Sous la voûte étoilée s'harmonisent des rêves qui courent de l'empire Perse à l'empire Mandingue. Cette précieuse mission revient à des ambassadeurs de premier ordre. Le trio familial iranien Chemirani ou les trois frères maliens de Néba Solo, tous sont habitués à tirer de leurs instruments respectifs de persistantes étoiles destinées à créer des voies lactées dansantes.
Entre les résonances du zarb et des percussions et les éclats boisés des balafons, la frontière est mince, il serait vain d'attribuer aux uns des vertus mélodique et de n'entendre que les rythmes des autres, tant ces fonctions sont partagées par les deux groupes de musiciens.
A droite les iraniens frappent et frottent les peaux et les bois pour en extraire des histoires universelles, alors qu'à gauche les maliens, armés de leurs baguettes, caressent et percutent les lames des balafons qui par le biais des calebasses nous parlent d'éternité.
La voix de Souleymane Traoré, suave et vibrante parfois se mêle aux riches notes communes créant un pont entre la terre et la céleste architecture musicale. A d'autres moments les iraniens mènent le bal entraînant en orient la vérité africaine.
La virtuosité évidente de ces musiciens pourrait nous contenter, mais celle ci ne s'exprime jamais seule.

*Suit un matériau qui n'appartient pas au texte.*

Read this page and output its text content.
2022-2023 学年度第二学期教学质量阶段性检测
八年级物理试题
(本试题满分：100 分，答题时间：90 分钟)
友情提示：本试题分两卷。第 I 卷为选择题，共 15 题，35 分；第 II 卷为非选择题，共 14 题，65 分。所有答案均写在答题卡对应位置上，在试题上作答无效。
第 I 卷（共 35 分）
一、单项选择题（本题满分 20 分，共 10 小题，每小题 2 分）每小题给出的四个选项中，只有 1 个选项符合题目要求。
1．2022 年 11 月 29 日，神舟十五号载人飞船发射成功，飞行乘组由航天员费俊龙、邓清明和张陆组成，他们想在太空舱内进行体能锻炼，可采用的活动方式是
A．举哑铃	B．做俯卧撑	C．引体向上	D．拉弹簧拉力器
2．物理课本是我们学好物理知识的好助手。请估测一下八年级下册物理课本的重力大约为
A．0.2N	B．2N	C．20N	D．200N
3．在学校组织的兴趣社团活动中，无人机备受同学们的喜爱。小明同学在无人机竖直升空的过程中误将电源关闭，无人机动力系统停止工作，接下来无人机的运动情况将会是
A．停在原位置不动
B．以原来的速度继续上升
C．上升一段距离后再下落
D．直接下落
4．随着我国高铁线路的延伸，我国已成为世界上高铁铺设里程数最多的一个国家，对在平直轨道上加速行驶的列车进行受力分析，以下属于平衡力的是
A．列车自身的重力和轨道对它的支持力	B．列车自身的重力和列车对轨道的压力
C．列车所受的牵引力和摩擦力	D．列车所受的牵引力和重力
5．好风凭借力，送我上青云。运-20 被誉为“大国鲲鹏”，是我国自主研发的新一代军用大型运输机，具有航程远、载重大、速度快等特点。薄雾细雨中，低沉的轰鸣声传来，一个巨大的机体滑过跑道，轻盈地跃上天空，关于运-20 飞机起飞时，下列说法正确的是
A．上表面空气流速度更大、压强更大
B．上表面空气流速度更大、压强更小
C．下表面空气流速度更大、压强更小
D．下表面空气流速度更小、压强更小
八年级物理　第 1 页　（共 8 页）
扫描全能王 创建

Iraniens et maliens sont guidés par une délicate sensibilité, qui leur permet de doser avec justesse écoute et audace et de nous offrir ce qu'ils nous ont promis, une promenade inoubliable dans le ciel.

Benjamin MiNiMuM

Images : Jorane Castro

 
 
Falak [concert]

Falak
[Reportage de 4 min. tourné au Mali à Sikasso en septembre 2001]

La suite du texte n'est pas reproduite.